When time to hang the choshen, glue the stones with adhesive that promises to attach your material to slick plastic. Low temp hot glue should work for nearly anything.
To hang the breastplate from a toy Torah or a costumed kid Kohain, use a hole punch at the top of each side and string a length of yarn to make a loop. Beaded chain looks great and is cheap by the foot at a hardware store. Gold or silver elastic would look good, too.
*The modern equivalents for the stones are still up for interpretation. Here’s a page from the Jewish Encyclopedia that gives a glimpse of the murky situation.
Bite-sized Edible Torah breastplates are discussed in my post, Instant Edible Torah Scroll.
Here’s Midrash Manicure’s version of the priestly breastplate. Adorable.
Here’s a G-dCast video about Parshat Tetzaveh: Project Runway, Priest Edition.

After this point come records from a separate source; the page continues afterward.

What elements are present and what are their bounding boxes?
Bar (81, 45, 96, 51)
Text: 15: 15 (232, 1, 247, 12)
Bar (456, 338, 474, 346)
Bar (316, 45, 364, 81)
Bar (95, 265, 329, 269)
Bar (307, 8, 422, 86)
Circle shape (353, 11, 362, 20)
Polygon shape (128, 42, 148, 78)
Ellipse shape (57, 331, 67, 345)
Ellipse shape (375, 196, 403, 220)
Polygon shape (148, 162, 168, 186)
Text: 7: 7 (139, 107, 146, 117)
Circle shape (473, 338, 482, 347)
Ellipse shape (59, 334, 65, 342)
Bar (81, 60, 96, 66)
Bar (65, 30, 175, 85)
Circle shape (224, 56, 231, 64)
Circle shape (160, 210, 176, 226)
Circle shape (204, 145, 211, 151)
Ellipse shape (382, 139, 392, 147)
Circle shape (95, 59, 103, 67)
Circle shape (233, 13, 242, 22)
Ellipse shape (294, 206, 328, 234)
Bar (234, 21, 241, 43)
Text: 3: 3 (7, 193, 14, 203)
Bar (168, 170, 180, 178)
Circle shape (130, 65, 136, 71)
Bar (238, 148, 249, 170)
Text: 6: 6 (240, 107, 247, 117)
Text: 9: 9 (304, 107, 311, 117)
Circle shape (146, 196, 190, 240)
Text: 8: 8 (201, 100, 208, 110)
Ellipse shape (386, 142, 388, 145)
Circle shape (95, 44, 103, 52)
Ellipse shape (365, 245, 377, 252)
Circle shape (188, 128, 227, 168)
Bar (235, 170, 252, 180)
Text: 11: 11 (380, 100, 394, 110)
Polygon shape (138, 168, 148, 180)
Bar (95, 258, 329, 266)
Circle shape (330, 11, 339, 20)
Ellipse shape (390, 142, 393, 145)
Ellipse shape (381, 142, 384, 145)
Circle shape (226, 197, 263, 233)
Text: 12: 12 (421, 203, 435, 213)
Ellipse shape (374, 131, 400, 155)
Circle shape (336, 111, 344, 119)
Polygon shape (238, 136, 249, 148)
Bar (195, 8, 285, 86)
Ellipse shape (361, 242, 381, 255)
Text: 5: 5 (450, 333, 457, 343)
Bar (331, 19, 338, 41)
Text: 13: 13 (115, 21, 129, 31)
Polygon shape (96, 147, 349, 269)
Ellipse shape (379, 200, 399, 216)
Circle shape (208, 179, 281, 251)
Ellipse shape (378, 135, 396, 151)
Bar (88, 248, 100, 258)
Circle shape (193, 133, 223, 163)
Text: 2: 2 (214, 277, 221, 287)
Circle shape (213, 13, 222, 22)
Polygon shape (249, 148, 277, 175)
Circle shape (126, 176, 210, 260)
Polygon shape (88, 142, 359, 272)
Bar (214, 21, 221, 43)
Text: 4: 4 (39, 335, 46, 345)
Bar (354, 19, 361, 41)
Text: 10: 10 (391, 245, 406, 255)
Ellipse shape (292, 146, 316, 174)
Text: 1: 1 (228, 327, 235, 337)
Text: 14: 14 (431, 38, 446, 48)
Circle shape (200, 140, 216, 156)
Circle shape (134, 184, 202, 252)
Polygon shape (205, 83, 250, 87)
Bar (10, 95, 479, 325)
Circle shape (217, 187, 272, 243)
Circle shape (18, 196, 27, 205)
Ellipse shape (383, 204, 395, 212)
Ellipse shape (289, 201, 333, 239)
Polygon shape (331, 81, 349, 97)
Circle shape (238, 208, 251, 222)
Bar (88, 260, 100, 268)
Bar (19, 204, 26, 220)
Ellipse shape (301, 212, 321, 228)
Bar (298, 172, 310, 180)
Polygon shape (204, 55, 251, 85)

As cocktail weenies go, Hebrew National “Beef Franks in a Blanket” are cuter than Cohen’s, but they only seem to happen in packs of 32, not 12. Even though a Hebrew National tray won’t make a breastplate, it is ever so useful for sorting and serving beads, die-cut Hebrew letters, LEGO, googly eyes, pompoms, stickers, etc. The plastic is thicker and opaque, and does not tip over as do egg-cartons. I keep a stack at the ready in the bead cupboard.